The whole thing played out much like copyright takedowns do today, the difference being this case went through actual courts and was subject to legal scrutiny rather than corporate whims. No record appears to exist of what the three men (Adam Troy Mercer, M. B. Madison, and Edward E. Stephens) did next. Let's imagine that after they signed the agreement, Mr. Rogers personally appealed to them and convinced them to be better people.
Related: 5 Moments That Prove Mr. Rogers Was The Greatest American
Nicolas Cage Sued Kathleen Turner For Saying He Kidnapped A Chihuahua
Nicolas Cage doesn't care what the news says about him. Insane anecdotes can't hurt you when insanity is your whole brand, right? Suppose you wake up one night to a naked intruder standing over you eating a Fudgsicle. Spread the news far and wide; you're Nic Cage! Let's say you're caught grabbing your wife and drunkenly smashing up cars, only to be bailed out of jail by Dog the Bounty Hunter. That's not a scandal, you're Nic Cage! Or what if you spend a quarter million on a dinosaur skull stolen from Mongolia? You don't suppress that story, you brag about it, because you're Nic Cage!
But everyone has their limits. Kathleen Turner wrote a memoir called Send Yourself Roses in 2008, and she included some lines about Cage. The mention was so brief that I can quote it in full: He'd been arrested twice, for drunk driving and I think once for stealing a dog. He came across a Chihuahua he liked and stuck it in his jacket.

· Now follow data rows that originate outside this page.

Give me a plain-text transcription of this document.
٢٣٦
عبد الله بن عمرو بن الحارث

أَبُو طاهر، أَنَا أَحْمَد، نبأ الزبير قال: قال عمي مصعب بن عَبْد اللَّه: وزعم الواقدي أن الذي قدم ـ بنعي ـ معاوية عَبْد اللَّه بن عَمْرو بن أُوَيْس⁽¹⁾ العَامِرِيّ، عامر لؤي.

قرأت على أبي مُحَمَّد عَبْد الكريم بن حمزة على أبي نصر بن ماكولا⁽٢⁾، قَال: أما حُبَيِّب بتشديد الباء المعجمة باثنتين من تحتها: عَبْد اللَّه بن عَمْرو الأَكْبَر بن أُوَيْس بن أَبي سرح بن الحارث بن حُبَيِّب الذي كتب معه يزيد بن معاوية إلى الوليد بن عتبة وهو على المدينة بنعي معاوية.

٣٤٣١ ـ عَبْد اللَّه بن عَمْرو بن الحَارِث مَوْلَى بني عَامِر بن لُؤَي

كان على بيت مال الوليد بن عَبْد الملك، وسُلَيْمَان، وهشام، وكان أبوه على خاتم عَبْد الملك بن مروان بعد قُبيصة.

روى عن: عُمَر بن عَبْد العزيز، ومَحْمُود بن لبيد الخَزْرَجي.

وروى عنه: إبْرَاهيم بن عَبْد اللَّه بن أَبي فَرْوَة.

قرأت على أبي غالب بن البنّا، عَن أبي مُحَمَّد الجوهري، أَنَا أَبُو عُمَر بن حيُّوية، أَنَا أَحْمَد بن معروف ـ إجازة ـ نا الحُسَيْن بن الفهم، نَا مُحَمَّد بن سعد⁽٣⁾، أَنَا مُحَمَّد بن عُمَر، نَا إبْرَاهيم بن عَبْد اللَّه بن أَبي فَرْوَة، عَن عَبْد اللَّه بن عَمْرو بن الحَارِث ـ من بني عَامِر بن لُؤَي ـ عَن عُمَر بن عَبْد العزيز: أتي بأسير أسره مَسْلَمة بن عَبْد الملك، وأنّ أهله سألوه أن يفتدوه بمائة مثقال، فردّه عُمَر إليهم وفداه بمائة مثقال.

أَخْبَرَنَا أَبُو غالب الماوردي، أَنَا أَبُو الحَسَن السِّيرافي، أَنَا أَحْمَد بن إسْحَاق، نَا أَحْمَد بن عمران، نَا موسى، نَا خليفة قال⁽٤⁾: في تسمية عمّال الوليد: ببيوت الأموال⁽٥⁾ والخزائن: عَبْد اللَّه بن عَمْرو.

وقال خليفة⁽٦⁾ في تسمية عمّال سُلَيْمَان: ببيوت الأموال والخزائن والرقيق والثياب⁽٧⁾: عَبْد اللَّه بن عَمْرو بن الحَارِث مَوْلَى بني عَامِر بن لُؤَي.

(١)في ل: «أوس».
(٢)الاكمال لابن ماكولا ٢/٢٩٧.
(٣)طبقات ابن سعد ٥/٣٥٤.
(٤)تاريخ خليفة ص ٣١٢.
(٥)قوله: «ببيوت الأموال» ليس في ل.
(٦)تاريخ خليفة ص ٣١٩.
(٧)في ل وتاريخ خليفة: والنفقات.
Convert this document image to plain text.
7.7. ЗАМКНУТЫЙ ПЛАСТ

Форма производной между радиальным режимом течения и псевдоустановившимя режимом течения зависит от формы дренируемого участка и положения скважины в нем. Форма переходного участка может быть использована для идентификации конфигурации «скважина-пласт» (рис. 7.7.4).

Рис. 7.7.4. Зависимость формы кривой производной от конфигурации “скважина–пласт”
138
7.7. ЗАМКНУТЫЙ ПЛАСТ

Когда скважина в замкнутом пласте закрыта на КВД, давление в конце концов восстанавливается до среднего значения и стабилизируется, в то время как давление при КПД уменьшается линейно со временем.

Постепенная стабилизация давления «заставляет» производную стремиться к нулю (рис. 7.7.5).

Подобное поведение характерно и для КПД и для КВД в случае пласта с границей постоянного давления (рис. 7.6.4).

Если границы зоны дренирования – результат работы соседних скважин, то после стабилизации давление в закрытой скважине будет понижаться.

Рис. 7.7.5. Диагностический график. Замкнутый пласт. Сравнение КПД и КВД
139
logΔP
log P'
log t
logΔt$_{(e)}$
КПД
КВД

Not that many people would have heard the DUI/dognapping story, because not that many people read books, but then The Daily Mail posted extracts from the memoir online, Cage bits included. Cage then sued for libel. "I have never been arrested for anything in my life, nor have I stolen a dog," he said -- which, let's be honest, sounds like a statement that only a man who's been arrested and has stolen a dog would make. But a court ended up siding with Cage, so let's say that at least nobody could prove it.